Health concerns, the global climate crisis, the growing awareness of the environmental impact of meat, in terms of resources and animal welfare, is feeding a frenzy of newcomers to this segment of the market.

While Impossible Foods is rolling out its pork-based alternative, while Beyond Meat has opened processing plants in China, by far the world’s largest consumer of pork, OmniMeat has introduced an assortment of plant-based pork meats specifically made for Asian cuisine.

Although I’d come across OmniMeat’s mince-meat alternative, this was the first time I’d seen Luncheon Meat, which was launched near the end of 2020 in Singapore with a suitable dose of fanfare. A packet sells for RM24, which compares favourably with S9.35 for the product in NTUC supermarkets south of the border.


Each packet contains 6 slices of faux luncheon meat, packed in plastic and looking ingenuously like the real thing, pink rectangles with rounded corners, as if it had been emptied from a rectangular shaped can. Cooking was simple, simply fry in a pan from the frozen product, no thawing required.
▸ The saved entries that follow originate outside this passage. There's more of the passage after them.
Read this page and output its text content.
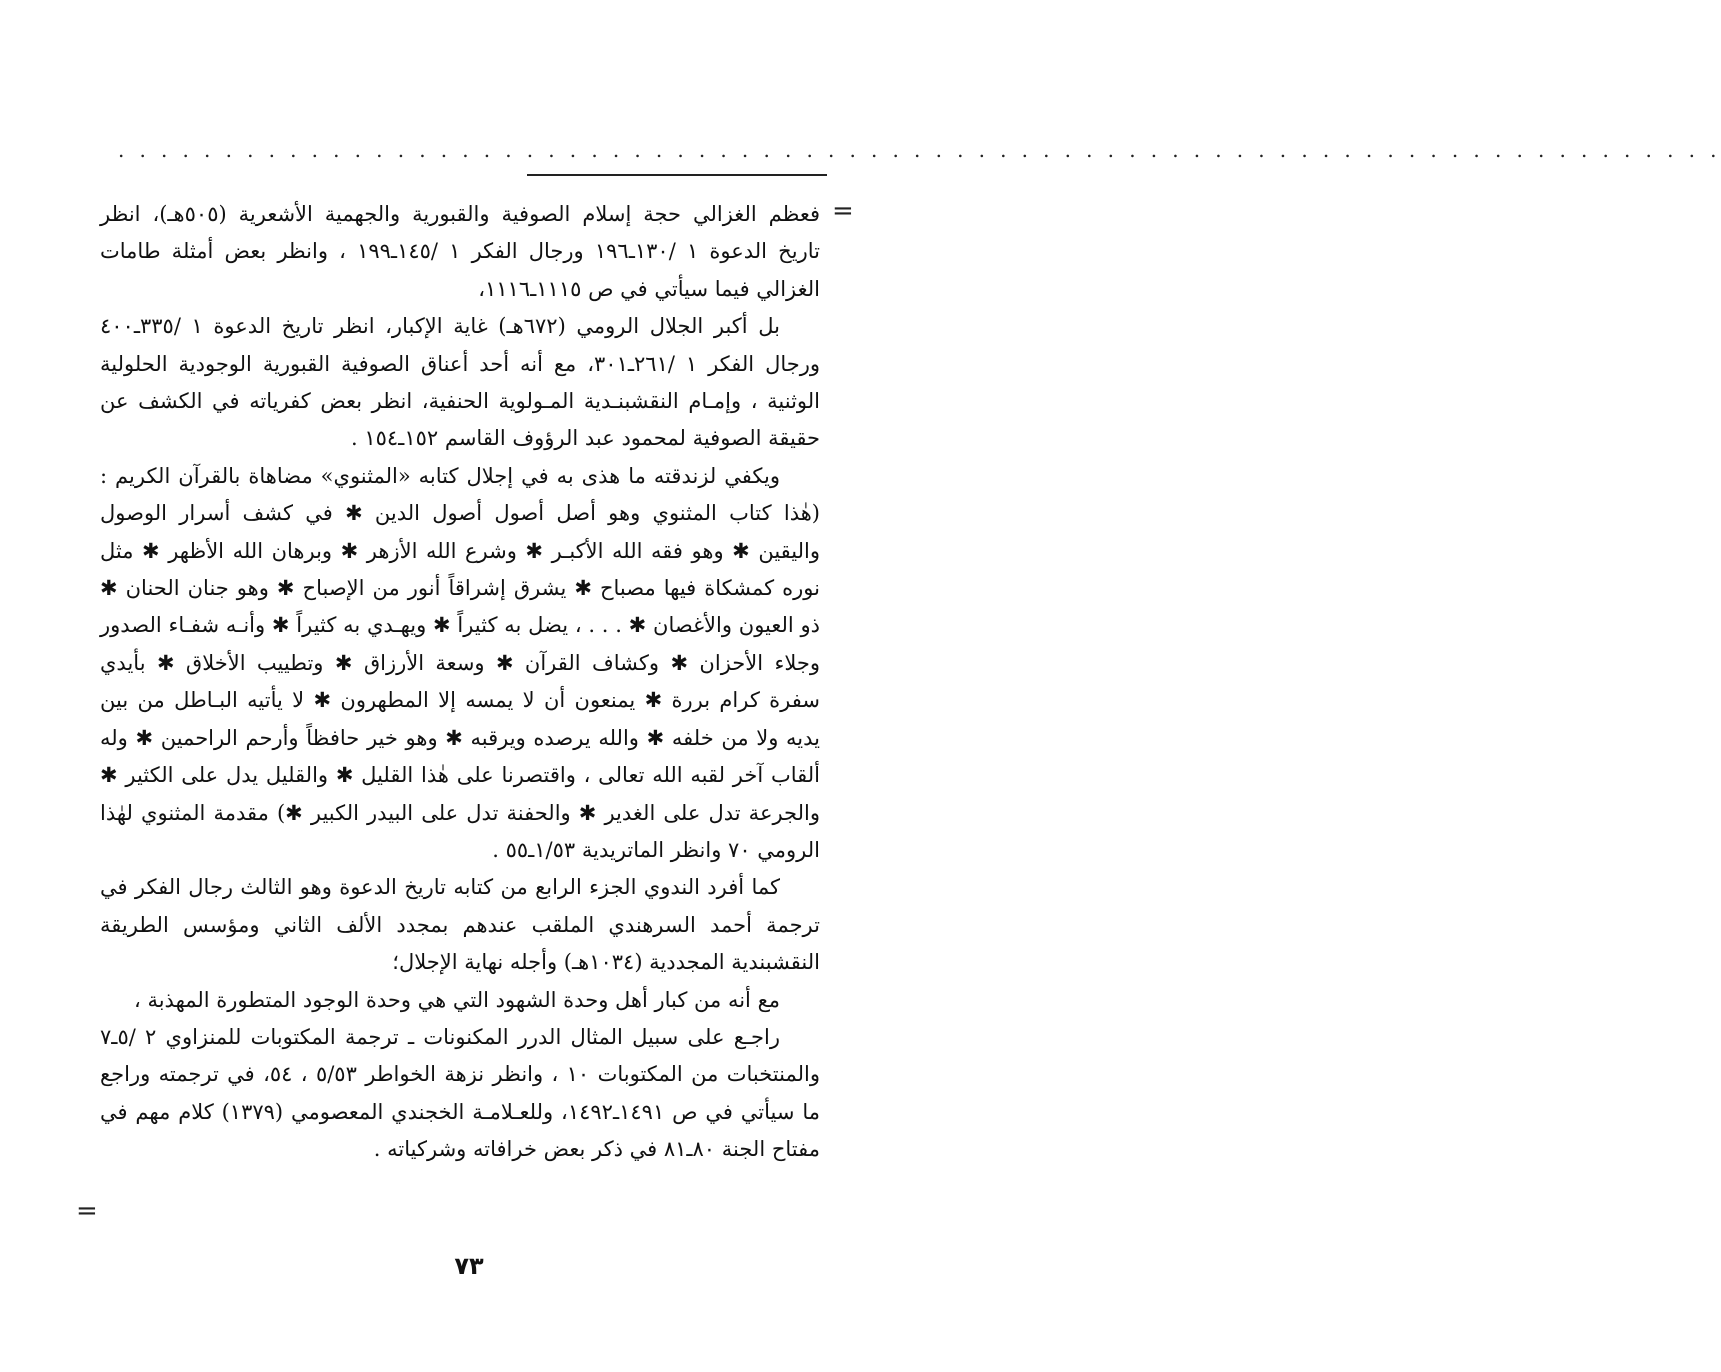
. . . . . . . . . . . . . . . . . . . . . . . . . . . . . . . . . . . . . . . . . . . . . . . . . . . . . . . . . . . . . . . . . . . . . . . . . . .
=

فعظم الغزالي حجة إسلام الصوفية والقبورية والجهمية الأشعرية (٥٠٥هـ)، انظر تاريخ الدعوة ١ /١٣٠ـ١٩٦ ورجال الفكر ١ /١٤٥ـ١٩٩ ، وانظر بعض أمثلة طامات الغزالي فيما سيأتي في ص ١١١٥ـ١١١٦،

بل أكبر الجلال الرومي (٦٧٢هـ) غاية الإكبار، انظر تاريخ الدعوة ١ /٣٣٥ـ٤٠٠ ورجال الفكر ١ /٢٦١ـ٣٠١، مع أنه أحد أعناق الصوفية القبورية الوجودية الحلولية الوثنية ، وإمـام النقشبنـدية المـولوية الحنفية، انظر بعض كفرياته في الكشف عن حقيقة الصوفية لمحمود عبد الرؤوف القاسم ١٥٢ـ١٥٤ .

ويكفي لزندقته ما هذى به في إجلال كتابه «المثنوي» مضاهاة بالقرآن الكريم : (هٰذا كتاب المثنوي وهو أصل أصول أصول الدين ✱ في كشف أسرار الوصول واليقين ✱ وهو فقه الله الأكبـر ✱ وشرع الله الأزهر ✱ وبرهان الله الأظهر ✱ مثل نوره كمشكاة فيها مصباح ✱ يشرق إشراقاً أنور من الإصباح ✱ وهو جنان الحنان ✱ ذو العيون والأغصان ✱ . . . ، يضل به كثيراً ✱ ويهـدي به كثيراً ✱ وأنـه شفـاء الصدور وجلاء الأحزان ✱ وكشاف القرآن ✱ وسعة الأرزاق ✱ وتطييب الأخلاق ✱ بأيدي سفرة كرام بررة ✱ يمنعون أن لا يمسه إلا المطهرون ✱ لا يأتيه البـاطل من بين يديه ولا من خلفه ✱ والله يرصده ويرقبه ✱ وهو خير حافظاً وأرحم الراحمين ✱ وله ألقاب آخر لقبه الله تعالى ، واقتصرنا على هٰذا القليل ✱ والقليل يدل على الكثير ✱ والجرعة تدل على الغدير ✱ والحفنة تدل على البيدر الكبير ✱) مقدمة المثنوي لهٰذا الرومي ٧٠ وانظر الماتريدية ١/٥٣ـ٥٥ .

كما أفرد الندوي الجزء الرابع من كتابه تاريخ الدعوة وهو الثالث رجال الفكر في ترجمة أحمد السرهندي الملقب عندهم بمجدد الألف الثاني ومؤسس الطريقة النقشبندية المجددية (١٠٣٤هـ) وأجله نهاية الإجلال؛

مع أنه من كبار أهل وحدة الشهود التي هي وحدة الوجود المتطورة المهذبة ،

راجـع على سبيل المثال الدرر المكنونات ـ ترجمة المكتوبات للمنزاوي ٢ /٥ـ٧ والمنتخبات من المكتوبات ١٠ ، وانظر نزهة الخواطر ٥/٥٣ ، ٥٤، في ترجمته وراجع ما سيأتي في ص ١٤٩١ـ١٤٩٢، وللعـلامـة الخجندي المعصومي (١٣٧٩) كلام مهم في مفتاح الجنة ٨٠ـ٨١ في ذكر بعض خرافاته وشركياته .

=
٧٣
It was uncanny, not only did it have the shape and colour (from beet) of the real thing, visually it had the coarse texture as well, and just like luncheon meat from a can, it also oozes oil when you cook it. The product uses coconut oil, rather than lard or whatever mystery meat fat lurks in a can of luncheon meat.

The uncanniness didn’t end there, it even smelled like the real thing, for although it’s been years since I actually ate canned luncheon meat, apparently the recollection of it is easily triggered (probably due to in-depth imprinting from eating far too much of the stuff).  A flood of memories almost overwhelmed me as I stood swaying in the kitchen, spatula in hand, two pink pieces of what, to all appearances, was pork luncheon meat, sizzling away in the pan.  Memories of early KL and childhood days, luncheon meat sandwiches and spinning wooden wheels of the ice-cream man, neighbourhood vendors coming around to sell char siew pow at night – I tell you, a little reminiscing is fine, but too much remembering hurts your head.
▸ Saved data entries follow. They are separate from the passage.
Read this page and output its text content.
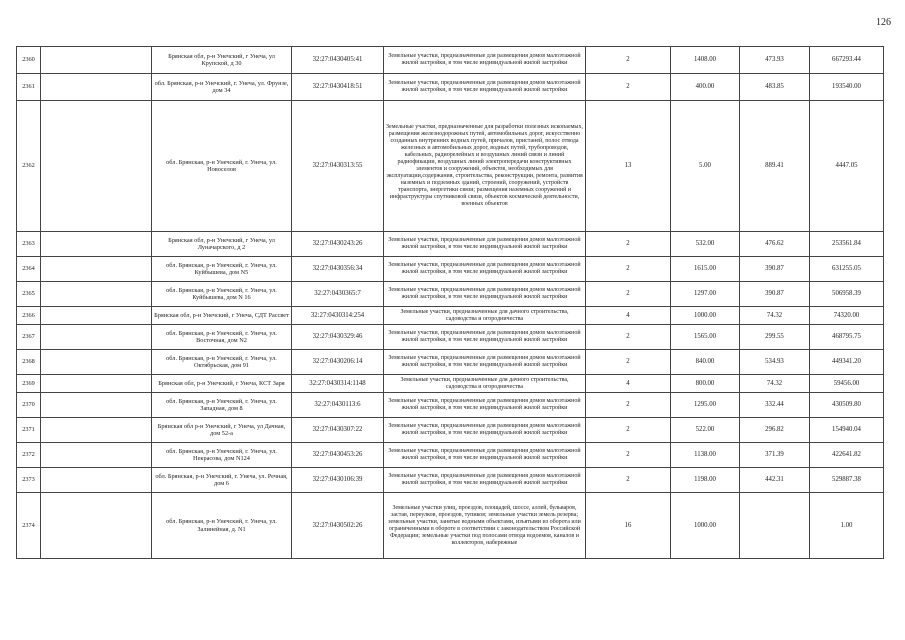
126
2360		Брянская обл, р-н Унечский, г Унеча, ул Крупской, д 30	32:27:0430405:41	Земельные участки, предназначенные для размещения домов малоэтажной жилой застройки, в том числе индивидуальной жилой застройки	2	1408.00	473.93	667293.44
2361		обл. Брянская, р-н Унечский, г. Унеча, ул. Фрунзе, дом 34	32:27:0430418:51	Земельные участки, предназначенные для размещения домов малоэтажной жилой застройки, в том числе индивидуальной жилой застройки	2	400.00	483.85	193540.00
2362		обл. Брянская, р-н Унечский, г. Унеча, ул. Новоселов	32:27:0430313:55	Земельные участки, предназначенные для разработки полезных ископаемых, размещения железнодорожных путей, автомобильных дорог, искусственно созданных внутренних водных путей, причалов, пристаней, полос отвода железных и автомобильных дорог, водных путей, трубопроводов, кабельных, радиорелейных и воздушных линий связи и линий радиофикации, воздушных линий электропередачи конструктивных элементов и сооружений, объектов, необходимых для эксплуатации,содержания, строительства, реконструкции, ремонта, развития наземных и подземных зданий, строений, сооружений, устройств транспорта, энергетики связи; размещения наземных сооружений и инфраструктуры спутниковой связи, объектов космической деятельности, военных объектов	13	5.00	889.41	4447.05
2363		Брянская обл, р-н Унечский, г Унеча, ул Луначарского, д 2	32:27:0430243:26	Земельные участки, предназначенные для размещения домов малоэтажной жилой застройки, в том числе индивидуальной жилой застройки	2	532.00	476.62	253561.84
2364		обл. Брянская, р-н Унечский, г. Унеча, ул. Куйбышева, дом N5	32:27:0430356:34	Земельные участки, предназначенные для размещения домов малоэтажной жилой застройки, в том числе индивидуальной жилой застройки	2	1615.00	390.87	631255.05
2365		обл. Брянская, р-н Унечский, г. Унеча, ул. Куйбышева, дом N 16	32:27:0430365:7	Земельные участки, предназначенные для размещения домов малоэтажной жилой застройки, в том числе индивидуальной жилой застройки	2	1297.00	390.87	506958.39
2366		Брянская обл, р-н Унечский, г Унеча, СДТ Рассвет	32:27:0430314:254	Земельные участки, предназначенные для дачного строительства, садоводства и огородничества	4	1000.00	74.32	74320.00
2367		обл. Брянская, р-н Унечский, г. Унеча, ул. Восточная, дом N2	32:27:0430329:46	Земельные участки, предназначенные для размещения домов малоэтажной жилой застройки, в том числе индивидуальной жилой застройки	2	1565.00	299.55	468795.75
2368		обл. Брянская, р-н Унечский, г. Унеча, ул. Октябрьская, дом 91	32:27:0430206:14	Земельные участки, предназначенные для размещения домов малоэтажной жилой застройки, в том числе индивидуальной жилой застройки	2	840.00	534.93	449341.20
2369		Брянская обл, р-н Унечский, г Унеча, КСТ Заря	32:27:0430314:1148	Земельные участки, предназначенные для дачного строительства, садоводства и огородничества	4	800.00	74.32	59456.00
2370		обл. Брянская, р-н Унечский, г. Унеча, ул. Западная, дом 8	32:27:0430113:6	Земельные участки, предназначенные для размещения домов малоэтажной жилой застройки, в том числе индивидуальной жилой застройки	2	1295.00	332.44	430509.80
2371		Брянская обл р-н Унечский, г Унеча, ул Дачная, дом 52-а	32:27:0430307:22	Земельные участки, предназначенные для размещения домов малоэтажной жилой застройки, в том числе индивидуальной жилой застройки	2	522.00	296.82	154940.04
2372		обл. Брянская, р-н Унечский, г. Унеча, ул. Некрасова, дом N124	32:27:0430453:26	Земельные участки, предназначенные для размещения домов малоэтажной жилой застройки, в том числе индивидуальной жилой застройки	2	1138.00	371.39	422641.82
2373		обл. Брянская, р-н Унечский, г. Унеча, ул. Речная, дом 6	32:27:0430106:39	Земельные участки, предназначенные для размещения домов малоэтажной жилой застройки, в том числе индивидуальной жилой застройки	2	1198.00	442.31	529887.38
2374		обл. Брянская, р-н Унечский, г. Унеча, ул. Залинейная, д. N1	32:27:0430502:26	Земельные участки улиц, проездов, площадей, шоссе, аллей, бульваров, застав, переулков, проездов, тупиков; земельные участки земель резерва; земельные участки, занятые водными объектами, изъятыми из оборота или ограниченными в обороте в соответствии с законодательством Российской Федерации; земельные участки под полосами отвода водоемов, каналов и коллекторов, набережные	16	1000.00		1.00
Just a couple of minutes on each side, and the mock meat had darkened and become oily. I scooped it out onto a bed of sliced tomato on a piece of toast, as I might have done years earlier, put another slice of toasted bread (sourdough, mind you) closed my eyes and took a big bite. 


So that first bite or two was of tomato and toasted bread, until I bit into that pink slice of moist filling. For heaven’s sake, it even tasted like pork luncheon meat, with the old familiar aroma, but if I step back for a minute, it was softer in texture, without that sometimes crispy edge of well fried canned meat, and I missed the sudden intensity of overladen taste wrought by biting into far too much sodium and whatever else they put into the real pink stuff. But the core of the taste was there, enough to convince the casual eater that this was real luncheon meat, perhaps a little watered down, not fried almost to a crisp. The feel-good buzz of eating cheap meat in some tizzy coffee shop in an insalubrious back alley somewhere in KL, box ticked.
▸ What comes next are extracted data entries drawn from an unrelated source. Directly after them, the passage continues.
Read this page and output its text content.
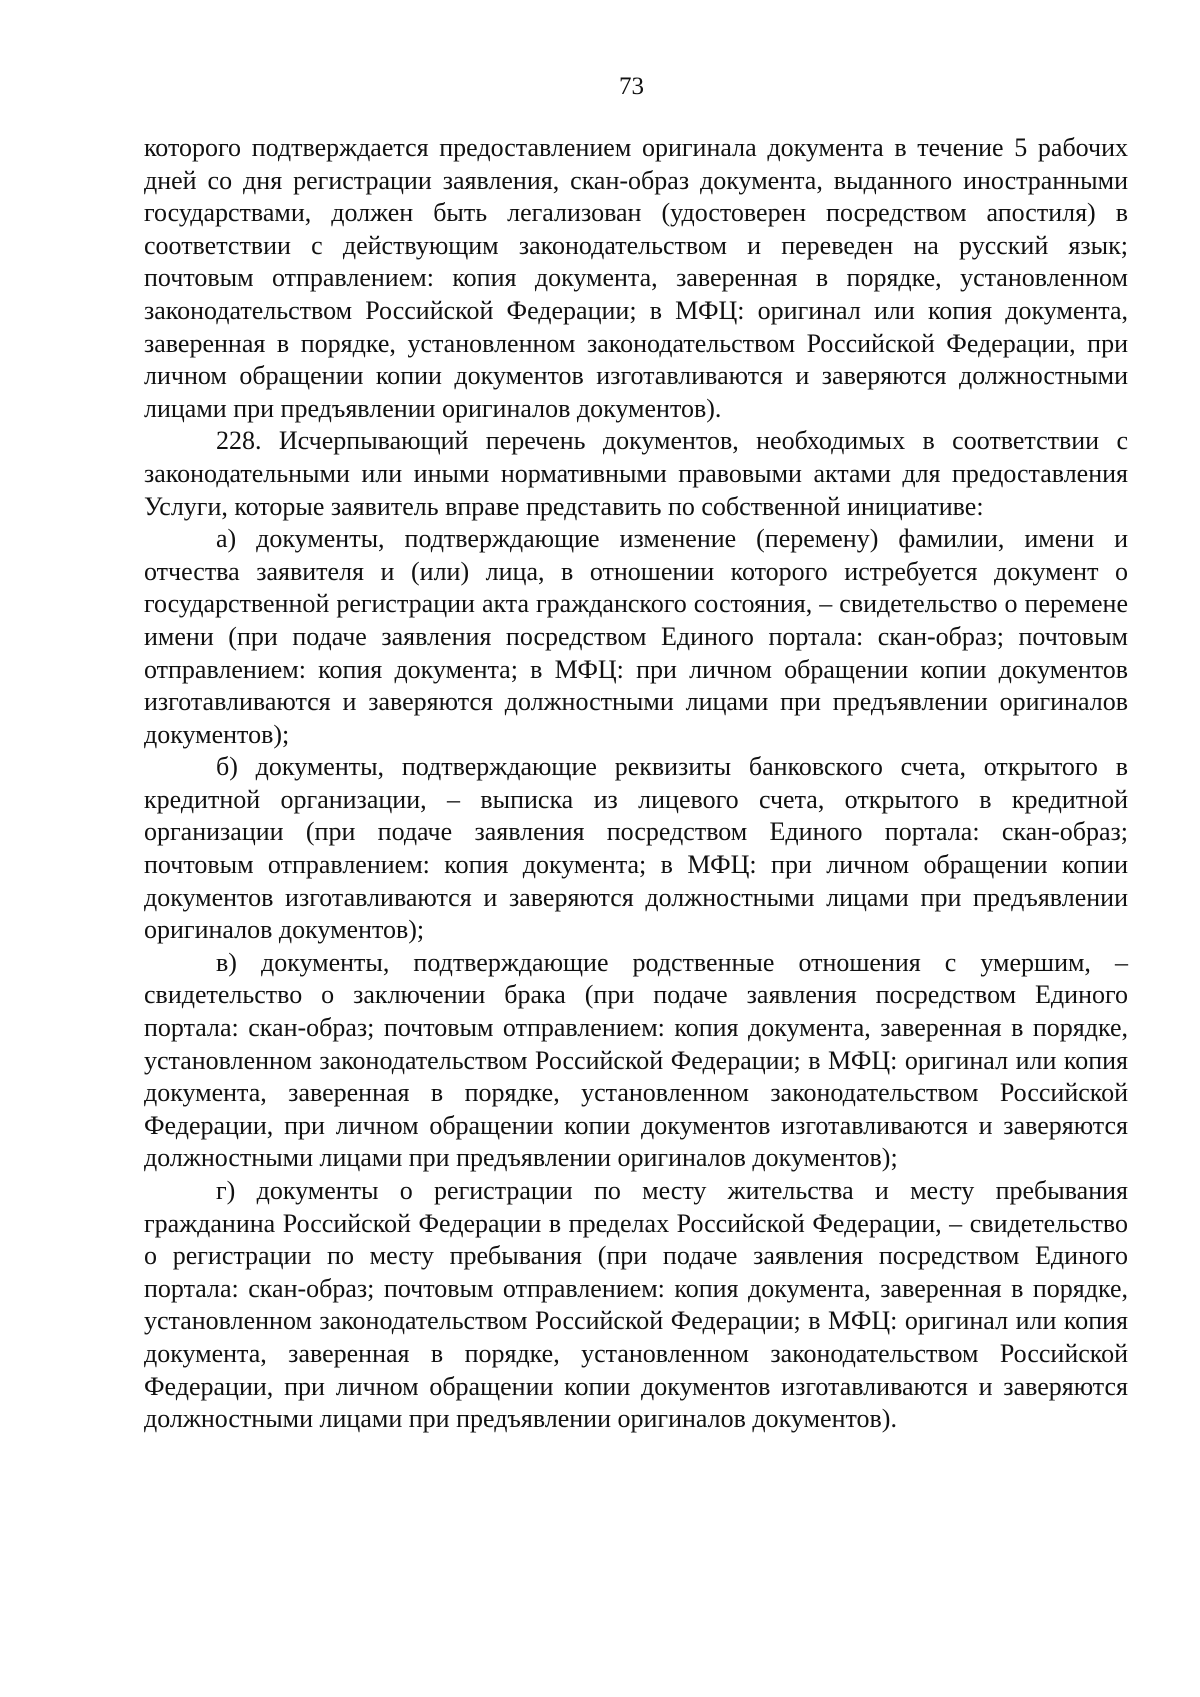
73

которого подтверждается предоставлением оригинала документа в течение 5 рабочих дней со дня регистрации заявления, скан-образ документа, выданного иностранными государствами, должен быть легализован (удостоверен посредством апостиля) в соответствии с действующим законодательством и переведен на русский язык; почтовым отправлением: копия документа, заверенная в порядке, установленном законодательством Российской Федерации; в МФЦ: оригинал или копия документа, заверенная в порядке, установленном законодательством Российской Федерации, при личном обращении копии документов изготавливаются и заверяются должностными лицами при предъявлении оригиналов документов).

228. Исчерпывающий перечень документов, необходимых в соответствии с законодательными или иными нормативными правовыми актами для предоставления Услуги, которые заявитель вправе представить по собственной инициативе:

а) документы, подтверждающие изменение (перемену) фамилии, имени и отчества заявителя и (или) лица, в отношении которого истребуется документ о государственной регистрации акта гражданского состояния, – свидетельство о перемене имени (при подаче заявления посредством Единого портала: скан-образ; почтовым отправлением: копия документа; в МФЦ: при личном обращении копии документов изготавливаются и заверяются должностными лицами при предъявлении оригиналов документов);

б) документы, подтверждающие реквизиты банковского счета, открытого в кредитной организации, – выписка из лицевого счета, открытого в кредитной организации (при подаче заявления посредством Единого портала: скан-образ; почтовым отправлением: копия документа; в МФЦ: при личном обращении копии документов изготавливаются и заверяются должностными лицами при предъявлении оригиналов документов);

в) документы, подтверждающие родственные отношения с умершим, – свидетельство о заключении брака (при подаче заявления посредством Единого портала: скан-образ; почтовым отправлением: копия документа, заверенная в порядке, установленном законодательством Российской Федерации; в МФЦ: оригинал или копия документа, заверенная в порядке, установленном законодательством Российской Федерации, при личном обращении копии документов изготавливаются и заверяются должностными лицами при предъявлении оригиналов документов);

г) документы о регистрации по месту жительства и месту пребывания гражданина Российской Федерации в пределах Российской Федерации, – свидетельство о регистрации по месту пребывания (при подаче заявления посредством Единого портала: скан-образ; почтовым отправлением: копия документа, заверенная в порядке, установленном законодательством Российской Федерации; в МФЦ: оригинал или копия документа, заверенная в порядке, установленном законодательством Российской Федерации, при личном обращении копии документов изготавливаются и заверяются должностными лицами при предъявлении оригиналов документов).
I tried dipping the mock meat slice in beaten egg and frying it, just one of a dozen ways aficionados of pork luncheon cook their favourite salty snack, but beaten egg doesn’t stick well to frozen vegan luncheon meat and I ended up with a sandwich of fried scrambled egg with crispy onion, on a bed of luncheon meat.  Not bad at all.

The ingredient list on the packet mentions Protein Blend (Soy concentrate, wheat gluten, soy isolate) with coconut oil, yeast extract as the main items. It also advertises itself as being nitrate free (nitrates are used in processed meats as preservatives) with no added preservatives and being all-vegan.



For people who buy this, all that may not be as important as reliving their love affair with luncheon meat, a delicious trip down memory lane, if even for a while. I wouldn’t eat this day in and day out, but if I’m feeling a little nostalgic for a time when I didn’t know the difference between healthy and tasty, then this would be just the thing.